For years, some of the more committed car makers had been quietly logging Nürburgring Nordschleife lap times for internal benchmarking and the odd press release. But then in 2008, Porsche suggested Nissan had cheated, which turbocharged matters, if you’ll excuse the pun. 

The environment became political, with lap times under new scrutiny. Suddenly company reputations were on the line, and that has since been the way of things, the essential R&D work existing alongside the PR warfare.

Chinese car makers with as much motorsport heritage as Brad Pitt’s APX GP today head west in search of engineering glory and publicity.

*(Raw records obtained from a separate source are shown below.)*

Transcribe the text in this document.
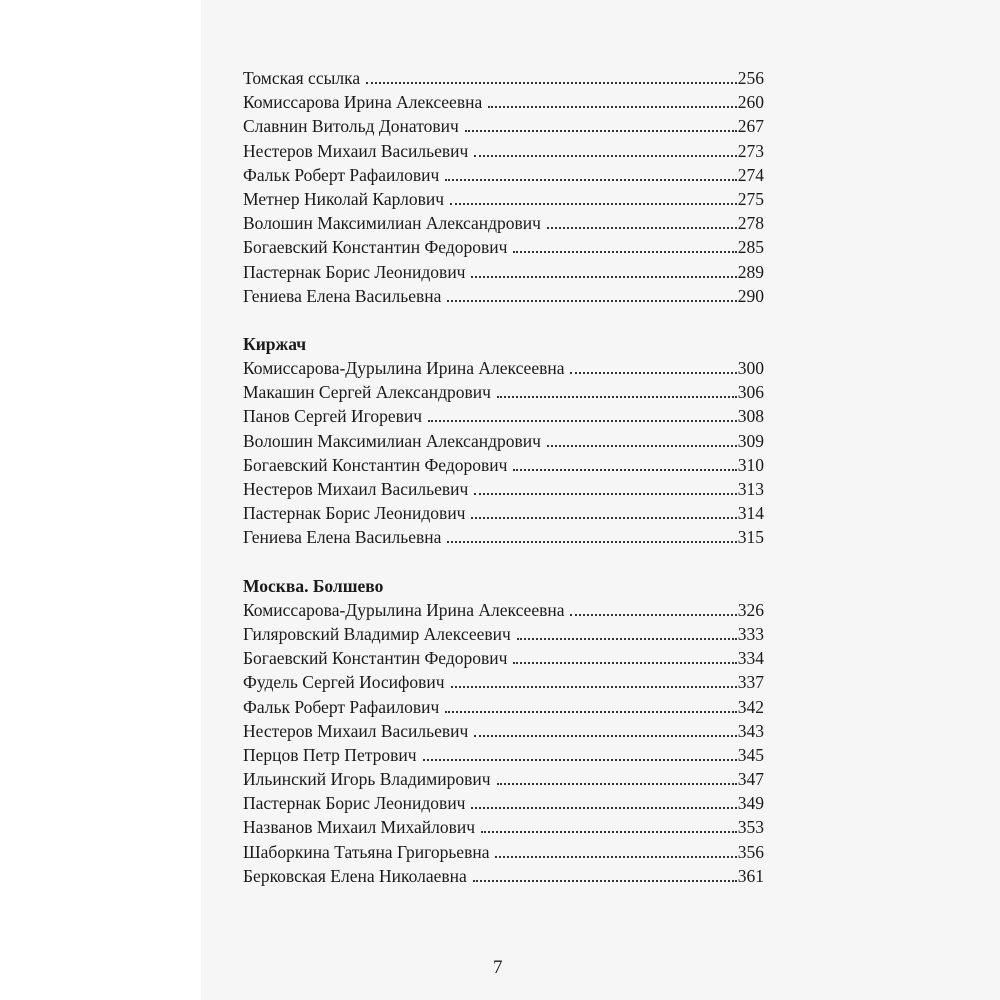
Томская ссылка	256
Комиссарова Ирина Алексеевна	260
Славнин Витольд Донатович	267
Нестеров Михаил Васильевич	273
Фальк Роберт Рафаилович	274
Метнер Николай Карлович	275
Волошин Максимилиан Александрович	278
Богаевский Константин Федорович	285
Пастернак Борис Леонидович	289
Гениева Елена Васильевна	290
Киржач
Комиссарова-Дурылина Ирина Алексеевна	300
Макашин Сергей Александрович	306
Панов Сергей Игоревич	308
Волошин Максимилиан Александрович	309
Богаевский Константин Федорович	310
Нестеров Михаил Васильевич	313
Пастернак Борис Леонидович	314
Гениева Елена Васильевна	315
Москва. Болшево
Комиссарова-Дурылина Ирина Алексеевна	326
Гиляровский Владимир Алексеевич	333
Богаевский Константин Федорович	334
Фудель Сергей Иосифович	337
Фальк Роберт Рафаилович	342
Нестеров Михаил Васильевич	343
Перцов Петр Петрович	345
Ильинский Игорь Владимирович	347
Пастернак Борис Леонидович	349
Названов Михаил Михайлович	353
Шаборкина Татьяна Григорьевна	356
Берковская Елена Николаевна	361
7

And why wouldn’t they, when they’ve built an electric saloon that will skin a Manthey-tickled 911 GT3 RS from bridge to gantry?

So what exactly happened in 2008? Le Mans winner Toshio Suzuki drove an R35 GT-R around the Nürburgring in 7min 29sec, which was quicker than the time of the contemporary 911 Turbo. Suspiciously so. Nissan dined out on its achievement, and some might remember the billboard slogan: ‘The Germans Came Off Wurst’. Classy.

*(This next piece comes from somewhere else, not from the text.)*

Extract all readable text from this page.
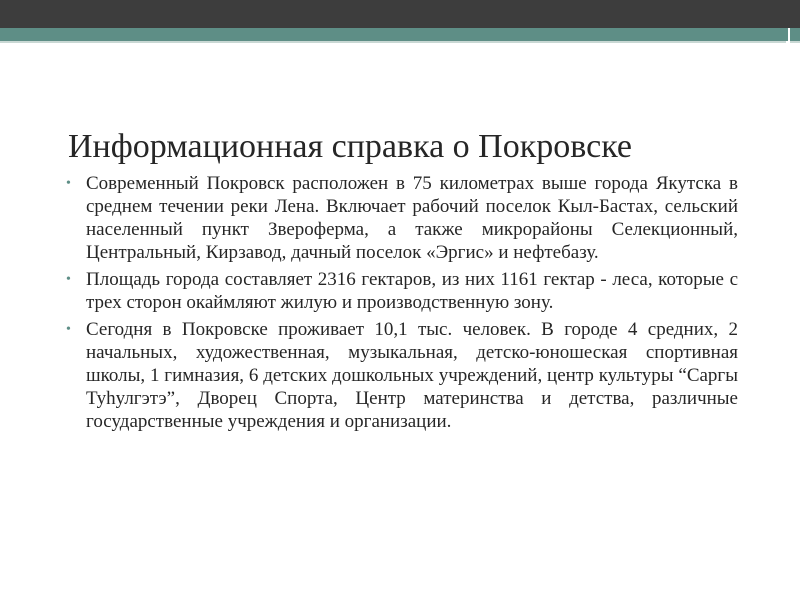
Информационная справка о Покровске
• Современный Покровск расположен в 75 километрах выше города Якутска в среднем течении реки Лена. Включает рабочий поселок Кыл-Бастах, сельский населенный пункт Звероферма, а также микрорайоны Селекционный, Центральный, Кирзавод, дачный поселок «Эргис» и нефтебазу.
• Площадь города составляет 2316 гектаров, из них 1161 гектар - леса, которые с трех сторон окаймляют жилую и производственную зону.
• Сегодня в Покровске проживает 10,1 тыс. человек. В городе 4 средних, 2 начальных, художественная, музыкальная, детско-юношеская спортивная школы, 1 гимназия, 6 детских дошкольных учреждений, центр культуры “Саргы Туһулгэтэ”, Дворец Спорта, Центр материнства и детства, различные государственные учреждения и организации.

It’s fair to say the whole thing irritated certain people in Stuttgart. Irritated and puzzled. The problem was that the 911 Turbo, even with Porsche’s arsenal of factory drivers, couldn’t even get near the GT-R’s time.

“It’s not clear how this time is possible,” said Mr 911, August Achleitner, presumably through the most pursed of lips.

Porsche went so far as to buy its own GT-R and take it to the ’Ring. The result was a 7min 54sec lap, with a 911 Turbo going 16sec quicker on the same day. The fact that Porsche went to such lengths seems extraordinary now, but remember that the company was dealing with a worrying upstart – one far cheaper than the 911 Turbo but with similar all-weather performance.

It needed to know the reality of the GT-R’s potential and expose any suspected bullshit from the outset. It’s possible that Nissan originally fitted a funky tyre and perhaps turned the wick up on the turbochargers – contrary to its claims of a standard Japanese-market specification.

Back then, the community was more discerning in regard to what constituted a legitimate time; a non-homologated tyre was a big no-no. These days, in the flurry of attempts, we seem happy to let this sort of trickery through unquestioned.

It isn’t just extra-special tyres; it’s also roll-cages, trick geometry and stripped-out interiors. Tesla even ran the Model S Plaid with heavily tinted glass so nobody could see inside.

Proper attempts still occur, though, and I love hearing about them. They’re not the optimised occasions you might expect, either. It will be at the end of an industry test day, when the weather is good and someone at Lamborghini thinks ‘hey, maybe we could do something special here’.

So 29-year-old Marco Mapelli climbs into a factory-spec Huracán Performante and, through a blend of bravery and skill beyond most of us, clocks a sub-7 min lap, saying: “Even when you jump and are in the air, the car is flat, which means we can stay on the power more.” Forza, Marco.